Noch immer hält die Jagd nach dem Gesichtslosen die magische Abteilung der Londoner 61be2b4bpx1lPolizei auf Trab. Ein verstorbener Stadtplaner und ein Einbruch in eine alte Villa eines bekannten deutschen Architekten führen Peter Grant zum Skygarden Tower, einer berühmt-berüchtigten Sozialwohnanlage im Süden von London. Doch welche Vision hat der Architekt Erik Stromberg mit dem Bau verfolgt? Weshalb interessiert sich der Gesichtslose so sehr für den Turm? Und was haben eine Baumnymphe und eine russische Nachthexe mit der Sache zu tun? Fragen über Fragen, auf die Peter Grant schnell Antworten finden muss, denn ein Wettlauf gegen die Zeit beginnt.

„Der Böse Ort“ ist – wie auch bereits aus der Kurzbeschreibung ersichtlich – eine direkte Weiterführung der ersten drei Bände, da sie den zentralen Konflikt zwischen dem Folly (die magische Abteilung der Polizei) und dem gesichtslosen Magier behandelt. Ein Spannungsbogen ist vorhanden, und das Buch ist abwechslungsreich und humorvoll wie die Vorgänger. Jedoch fehlt mir im vierten Teil die eigenständige Handlung. Bisher gelang es Ben Aaronovitch immer exzellent, den zentralen Konflikt der gesamten Buchreihe im Hintergrund der einzelnen Fälle (man denke an das „Stille Volk“ aus Band 3) weiterzuentwickeln, während in diesem Teil der Konflikt dominiert und klar im Vordergrund steht. Das wäre an und für sich kein Probblem – wenn dann der durchaus epische Endkampf auch eine Entscheidung gebracht und sich nicht in einen Cliffhanger zu den nächsten Bänden gerettet hätte.

Zudem hat der Autor die Chance vertan, den Cliffhanger aus Band 3 („sprechender Fuchs“) und Abigail als Charakter noch stärker ins Buch zu integrieren. Abgesehen davon ist der Schreibstil von Ben Aaronovitch weiterhin ein wahrer Genuss. Wortwitz und Einfallsreichtum, pointierte Klischees und geniale Szenen wie die Frühlingscour sorgen dafür, dass trotz leichter Schwächen in der Handlung „Der Böse Ort“ erneut zu einem tollen Lesevergnügen wird und mich nach mehr lechzen lässt. Beeindruckend ist auch die Verknüpfung der Themen „Magie“ und „Architektur“, die nicht nur auf eine tolle Recherche schließen lässt, sondern auch die magische Welt des Romanes weiter ausbaut und mit Leben füllt.

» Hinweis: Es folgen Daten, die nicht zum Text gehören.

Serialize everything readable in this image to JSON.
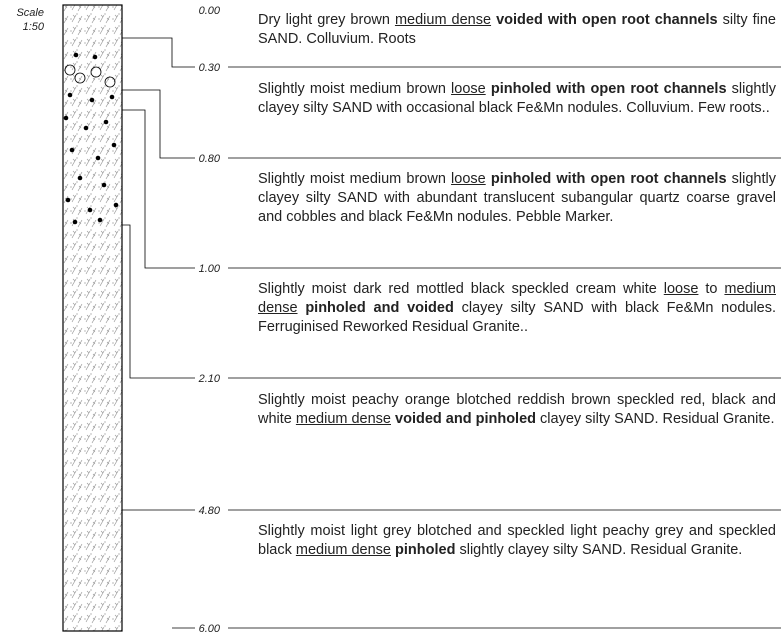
{
  "scale": {
    "label": "Scale",
    "ratio": "1:50"
  },
  "depths": [
    "0.00",
    "0.30",
    "0.80",
    "1.00",
    "2.10",
    "4.80",
    "6.00"
  ],
  "layers": [
    {
      "segments": [
        {
          "text": "Dry light grey brown ",
          "style": "normal"
        },
        {
          "text": "medium dense",
          "style": "underline"
        },
        {
          "text": " voided with open root channels",
          "style": "bold"
        },
        {
          "text": " silty fine SAND. Colluvium. Roots",
          "style": "normal"
        }
      ]
    },
    {
      "segments": [
        {
          "text": "Slightly moist medium brown ",
          "style": "normal"
        },
        {
          "text": "loose",
          "style": "underline"
        },
        {
          "text": " pinholed with open root channels",
          "style": "bold"
        },
        {
          "text": " slightly clayey silty SAND with occasional black Fe&Mn nodules. Colluvium. Few roots..",
          "style": "normal"
        }
      ]
    },
    {
      "segments": [
        {
          "text": "Slightly moist medium brown ",
          "style": "normal"
        },
        {
          "text": "loose",
          "style": "underline"
        },
        {
          "text": " pinholed with open root channels",
          "style": "bold"
        },
        {
          "text": " slightly clayey silty SAND with abundant translucent subangular quartz coarse gravel and cobbles and black Fe&Mn nodules. Pebble Marker.",
          "style": "normal"
        }
      ]
    },
    {
      "segments": [
        {
          "text": "Slightly moist dark red mottled black speckled cream white ",
          "style": "normal"
        },
        {
          "text": "loose",
          "style": "underline"
        },
        {
          "text": " to ",
          "style": "normal"
        },
        {
          "text": "medium dense",
          "style": "underline"
        },
        {
          "text": " pinholed and voided",
          "style": "bold"
        },
        {
          "text": " clayey silty SAND with black Fe&Mn nodules. Ferruginised Reworked Residual Granite..",
          "style": "normal"
        }
      ]
    },
    {
      "segments": [
        {
          "text": "Slightly moist peachy orange blotched reddish brown speckled red, black and white ",
          "style": "normal"
        },
        {
          "text": "medium dense",
          "style": "underline"
        },
        {
          "text": " voided and pinholed",
          "style": "bold"
        },
        {
          "text": " clayey silty SAND. Residual Granite.",
          "style": "normal"
        }
      ]
    },
    {
      "segments": [
        {
          "text": "Slightly moist light grey blotched and speckled light peachy grey and speckled black ",
          "style": "normal"
        },
        {
          "text": "medium dense",
          "style": "underline"
        },
        {
          "text": " pinholed",
          "style": "bold"
        },
        {
          "text": " slightly clayey silty SAND. Residual Granite.",
          "style": "normal"
        }
      ]
    }
  ]
}
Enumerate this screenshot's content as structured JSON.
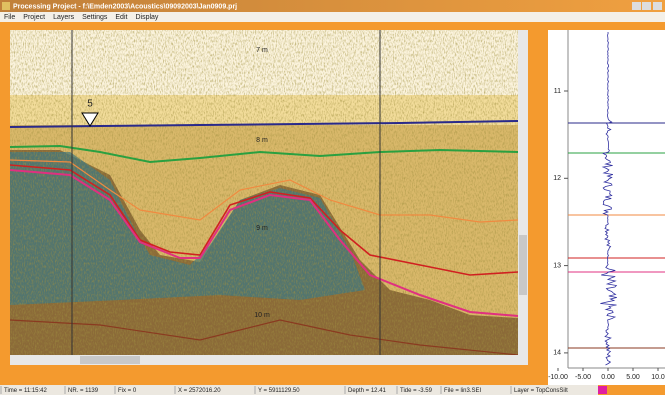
{
  "window": {
    "title": "Processing   Project - f:\\Emden2003\\Acoustics\\09092003\\Jan0909.prj",
    "menu": [
      "File",
      "Project",
      "Layers",
      "Settings",
      "Edit",
      "Display"
    ]
  },
  "echogram": {
    "depth_labels": [
      "7 m",
      "8 m",
      "9 m",
      "10 m"
    ],
    "marker": "5"
  },
  "trace_panel": {
    "yticks": [
      11,
      12,
      13,
      14
    ],
    "xticks": [
      {
        "value": -10,
        "label": "-10.00"
      },
      {
        "value": -5,
        "label": "-5.00"
      },
      {
        "value": 0,
        "label": "0.00"
      },
      {
        "value": 5,
        "label": "5.00"
      },
      {
        "value": 10,
        "label": "10.0"
      }
    ]
  },
  "status_bar": [
    "Time = 11:15:42",
    "NR. = 1139",
    "Fix = 0",
    "X = 2572016.20",
    "Y = 5911129.50",
    "Depth = 12.41",
    "Tide = -3.59",
    "File = lin3.SEI",
    "Layer = TopConsSilt"
  ]
}
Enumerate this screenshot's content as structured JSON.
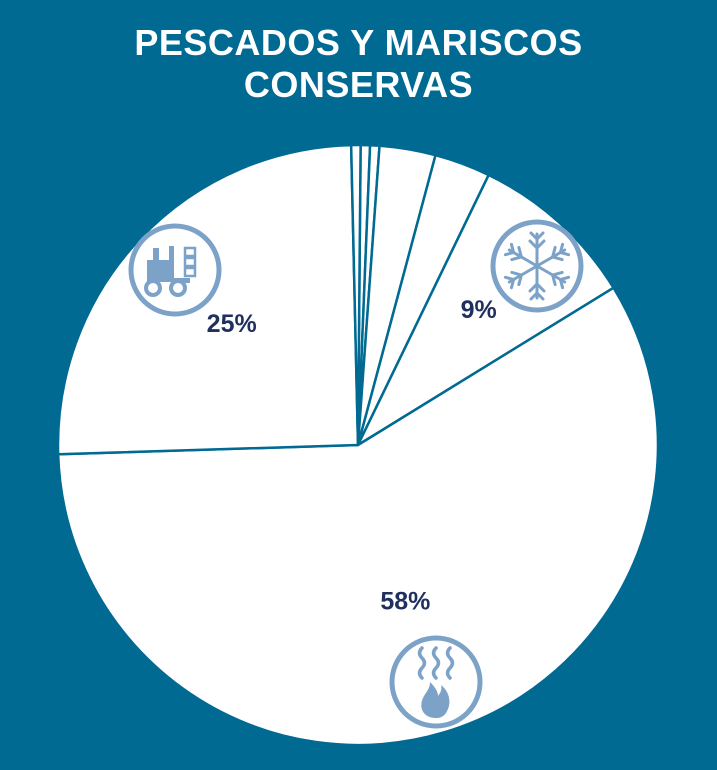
{
  "title_lines": [
    "PESCADOS Y MARISCOS",
    "CONSERVAS"
  ],
  "colors": {
    "background": "#006a92",
    "slice_fill": "#ffffff",
    "separator": "#006a92",
    "label_text": "#1f2f5e",
    "icon": "#7da2c8"
  },
  "chart_data": {
    "type": "pie",
    "title": "PESCADOS Y MARISCOS CONSERVAS",
    "slices": [
      {
        "value": 0.5,
        "label": ""
      },
      {
        "value": 0.5,
        "label": ""
      },
      {
        "value": 3,
        "label": ""
      },
      {
        "value": 3,
        "label": ""
      },
      {
        "value": 9,
        "label": "9%",
        "icon": "snowflake-icon"
      },
      {
        "value": 58,
        "label": "58%",
        "icon": "steam-flame-icon"
      },
      {
        "value": 25,
        "label": "25%",
        "icon": "forklift-icon"
      },
      {
        "value": 0.5,
        "label": ""
      }
    ]
  }
}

Das aufwendig geprägte Cover, der Buchsatz, Lektorat und Korrektorat können auf der ganzen Linie überzeugen. Zudem bieten die Cover der Reihe einen starken Wiedererkennungswert.

Mein Fazit? „Der Böse Ort“ ist ein grundsolider Urban-Fantasy-Roman, der die Reihe um Peter Grant nahtlos fortführt. Leichte Schwächen in der Handlung trüben jedoch aufgrund des brillianten und humorvollen Schreibstils des Autors das Lesevergnügen kaum. Für Fans der Reihe, von humoristischer oder Urban-Fantasy bedenkenlos zu empfehlen.